We know the mass of the bucket of water is 4.00 kg, and we are given the breaking strength of the cord, which is 73.0 N. The breaking strength of the cord represents the maximum force it can withstand before breaking.
Since the bucket of water is being accelerated upward, we can assume that the tension in the cord is equal to the weight of the bucket plus the tension required to accelerate it. Let's denote the tension in the cord as T.
The weight of the bucket can be calculated using the formula: Weight = mass x gravity, where gravity is approximately 9.8 m/s^2.

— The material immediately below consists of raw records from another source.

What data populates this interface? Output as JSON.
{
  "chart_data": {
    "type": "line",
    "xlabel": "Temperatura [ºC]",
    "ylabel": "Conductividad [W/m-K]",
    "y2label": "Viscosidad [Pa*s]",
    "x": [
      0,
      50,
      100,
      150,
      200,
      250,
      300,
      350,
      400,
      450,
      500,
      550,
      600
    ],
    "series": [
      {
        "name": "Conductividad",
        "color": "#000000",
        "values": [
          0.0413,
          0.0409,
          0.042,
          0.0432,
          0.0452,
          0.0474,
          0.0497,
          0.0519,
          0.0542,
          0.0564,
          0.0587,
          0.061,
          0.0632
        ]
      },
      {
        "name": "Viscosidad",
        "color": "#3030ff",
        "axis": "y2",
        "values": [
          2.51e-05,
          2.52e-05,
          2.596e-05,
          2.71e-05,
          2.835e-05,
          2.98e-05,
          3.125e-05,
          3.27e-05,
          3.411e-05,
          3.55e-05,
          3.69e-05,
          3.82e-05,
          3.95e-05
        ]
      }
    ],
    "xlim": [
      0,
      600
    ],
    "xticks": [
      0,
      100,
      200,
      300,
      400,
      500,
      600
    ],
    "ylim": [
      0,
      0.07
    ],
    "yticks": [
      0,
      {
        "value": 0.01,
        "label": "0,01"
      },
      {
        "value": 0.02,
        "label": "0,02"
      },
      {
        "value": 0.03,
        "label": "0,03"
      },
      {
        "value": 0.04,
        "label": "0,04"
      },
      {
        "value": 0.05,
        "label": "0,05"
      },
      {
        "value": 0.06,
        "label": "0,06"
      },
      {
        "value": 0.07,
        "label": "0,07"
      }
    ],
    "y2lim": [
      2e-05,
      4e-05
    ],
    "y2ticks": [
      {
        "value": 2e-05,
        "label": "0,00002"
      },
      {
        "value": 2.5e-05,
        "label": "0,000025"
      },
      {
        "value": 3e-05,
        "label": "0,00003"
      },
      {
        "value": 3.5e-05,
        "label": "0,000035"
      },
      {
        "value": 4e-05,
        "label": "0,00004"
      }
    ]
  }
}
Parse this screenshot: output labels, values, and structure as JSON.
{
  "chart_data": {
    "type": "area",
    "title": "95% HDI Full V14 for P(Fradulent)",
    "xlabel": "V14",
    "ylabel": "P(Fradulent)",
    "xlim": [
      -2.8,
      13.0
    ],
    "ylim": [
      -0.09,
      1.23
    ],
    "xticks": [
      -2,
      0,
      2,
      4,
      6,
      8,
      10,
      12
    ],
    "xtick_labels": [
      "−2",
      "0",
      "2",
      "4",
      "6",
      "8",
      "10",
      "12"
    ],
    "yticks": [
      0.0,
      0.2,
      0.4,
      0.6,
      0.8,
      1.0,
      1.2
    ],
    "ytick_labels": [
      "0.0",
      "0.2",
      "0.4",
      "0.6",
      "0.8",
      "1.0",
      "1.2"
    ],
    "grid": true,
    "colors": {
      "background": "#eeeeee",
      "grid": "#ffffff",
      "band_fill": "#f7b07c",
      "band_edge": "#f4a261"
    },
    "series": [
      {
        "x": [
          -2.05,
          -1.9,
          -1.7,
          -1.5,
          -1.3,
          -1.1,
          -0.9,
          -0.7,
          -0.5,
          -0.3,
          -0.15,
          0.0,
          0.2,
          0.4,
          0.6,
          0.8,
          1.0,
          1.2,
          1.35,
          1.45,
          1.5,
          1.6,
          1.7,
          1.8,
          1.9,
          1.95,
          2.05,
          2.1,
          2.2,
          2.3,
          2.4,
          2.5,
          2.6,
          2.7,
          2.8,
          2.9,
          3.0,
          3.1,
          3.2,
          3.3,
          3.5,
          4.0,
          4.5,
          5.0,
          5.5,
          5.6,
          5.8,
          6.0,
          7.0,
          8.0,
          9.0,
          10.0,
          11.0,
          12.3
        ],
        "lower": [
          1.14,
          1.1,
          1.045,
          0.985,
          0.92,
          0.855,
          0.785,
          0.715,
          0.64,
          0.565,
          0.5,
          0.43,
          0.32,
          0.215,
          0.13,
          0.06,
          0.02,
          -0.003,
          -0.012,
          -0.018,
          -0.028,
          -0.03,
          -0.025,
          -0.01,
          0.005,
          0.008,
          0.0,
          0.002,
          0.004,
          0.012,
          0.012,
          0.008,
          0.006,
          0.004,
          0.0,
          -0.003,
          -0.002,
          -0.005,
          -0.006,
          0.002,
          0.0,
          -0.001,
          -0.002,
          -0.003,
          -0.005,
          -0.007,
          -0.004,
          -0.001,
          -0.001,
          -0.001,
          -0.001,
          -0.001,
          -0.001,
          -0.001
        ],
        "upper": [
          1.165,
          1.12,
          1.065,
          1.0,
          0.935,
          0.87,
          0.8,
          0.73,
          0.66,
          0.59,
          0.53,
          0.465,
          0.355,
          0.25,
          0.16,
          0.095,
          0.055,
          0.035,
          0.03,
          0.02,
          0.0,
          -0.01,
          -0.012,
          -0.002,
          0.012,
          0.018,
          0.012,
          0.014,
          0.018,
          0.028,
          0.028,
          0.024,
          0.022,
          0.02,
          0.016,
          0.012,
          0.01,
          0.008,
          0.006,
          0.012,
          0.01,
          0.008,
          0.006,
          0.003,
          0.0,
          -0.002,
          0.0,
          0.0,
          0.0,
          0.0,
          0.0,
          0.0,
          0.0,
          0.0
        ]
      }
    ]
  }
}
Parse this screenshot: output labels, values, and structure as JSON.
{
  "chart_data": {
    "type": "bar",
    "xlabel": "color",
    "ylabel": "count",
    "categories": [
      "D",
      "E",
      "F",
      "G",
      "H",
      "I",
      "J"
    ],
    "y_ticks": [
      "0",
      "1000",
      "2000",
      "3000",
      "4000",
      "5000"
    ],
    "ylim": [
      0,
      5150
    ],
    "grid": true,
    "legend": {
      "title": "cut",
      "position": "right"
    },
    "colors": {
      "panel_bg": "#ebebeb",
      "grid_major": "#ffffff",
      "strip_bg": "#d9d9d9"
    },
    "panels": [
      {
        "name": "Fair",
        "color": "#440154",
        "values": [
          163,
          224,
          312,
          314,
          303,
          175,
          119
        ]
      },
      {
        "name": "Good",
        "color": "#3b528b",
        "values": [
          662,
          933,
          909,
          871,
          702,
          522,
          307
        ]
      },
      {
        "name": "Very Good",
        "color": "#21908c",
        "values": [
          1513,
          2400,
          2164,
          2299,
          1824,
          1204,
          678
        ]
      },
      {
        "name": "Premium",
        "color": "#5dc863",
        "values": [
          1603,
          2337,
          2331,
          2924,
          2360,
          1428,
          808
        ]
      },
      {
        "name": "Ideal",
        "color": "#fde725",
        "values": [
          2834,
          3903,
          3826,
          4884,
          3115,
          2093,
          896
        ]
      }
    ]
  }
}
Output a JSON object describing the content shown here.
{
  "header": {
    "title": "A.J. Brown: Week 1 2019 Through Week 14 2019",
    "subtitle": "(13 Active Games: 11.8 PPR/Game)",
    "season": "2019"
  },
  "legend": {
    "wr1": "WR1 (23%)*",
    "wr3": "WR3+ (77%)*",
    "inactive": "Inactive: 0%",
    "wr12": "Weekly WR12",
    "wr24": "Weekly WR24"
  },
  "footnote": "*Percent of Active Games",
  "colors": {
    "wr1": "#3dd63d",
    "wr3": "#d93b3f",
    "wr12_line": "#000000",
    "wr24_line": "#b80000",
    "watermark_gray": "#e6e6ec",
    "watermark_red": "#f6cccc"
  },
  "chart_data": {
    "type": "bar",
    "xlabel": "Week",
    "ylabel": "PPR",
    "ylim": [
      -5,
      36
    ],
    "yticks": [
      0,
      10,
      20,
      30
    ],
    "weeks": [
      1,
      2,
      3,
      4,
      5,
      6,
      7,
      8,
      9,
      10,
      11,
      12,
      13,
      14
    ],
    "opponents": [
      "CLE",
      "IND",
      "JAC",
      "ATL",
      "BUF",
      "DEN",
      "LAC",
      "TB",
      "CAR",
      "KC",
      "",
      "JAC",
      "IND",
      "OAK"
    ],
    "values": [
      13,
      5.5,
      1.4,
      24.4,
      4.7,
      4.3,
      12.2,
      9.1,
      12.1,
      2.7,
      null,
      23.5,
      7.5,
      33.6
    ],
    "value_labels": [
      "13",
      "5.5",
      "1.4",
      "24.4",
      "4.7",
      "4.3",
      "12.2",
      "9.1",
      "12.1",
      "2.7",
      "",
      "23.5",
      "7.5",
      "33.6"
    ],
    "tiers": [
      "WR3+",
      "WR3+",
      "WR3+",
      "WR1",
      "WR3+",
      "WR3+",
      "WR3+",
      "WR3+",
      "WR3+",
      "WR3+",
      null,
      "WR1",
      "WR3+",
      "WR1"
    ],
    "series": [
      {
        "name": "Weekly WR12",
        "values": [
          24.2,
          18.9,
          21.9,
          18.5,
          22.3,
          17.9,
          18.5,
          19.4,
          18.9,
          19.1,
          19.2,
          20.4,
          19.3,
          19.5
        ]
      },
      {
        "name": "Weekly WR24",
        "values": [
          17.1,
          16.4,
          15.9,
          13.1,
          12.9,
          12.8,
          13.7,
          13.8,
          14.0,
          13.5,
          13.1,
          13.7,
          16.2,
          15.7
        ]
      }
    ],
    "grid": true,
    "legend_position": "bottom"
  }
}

Weight of the bucket = 4.00 kg x 9.8 m/s^2 = 39.2 N
Now, we can set up an equation using Newton's second law to find the acceleration of the bucket:
Net force = mass x acceleration
T - Weight of the bucket = mass x acceleration
T - 39.2 N = 4.00 kg x acceleration
We also know that the breaking strength of the cord is equal to the tension, so we can substitute T with 73.0 N:
73.0 N - 39.2 N = 4.00 kg x acceleration
33.8 N = 4.00 kg x acceleration
Finally, we can solve for the acceleration:
acceleration = 33.8 N / 4.00 kg
acceleration ≈ 8.45 m/s^2
Therefore, the bucket of water is being accelerated upward at approximately 8.45 m/s^2.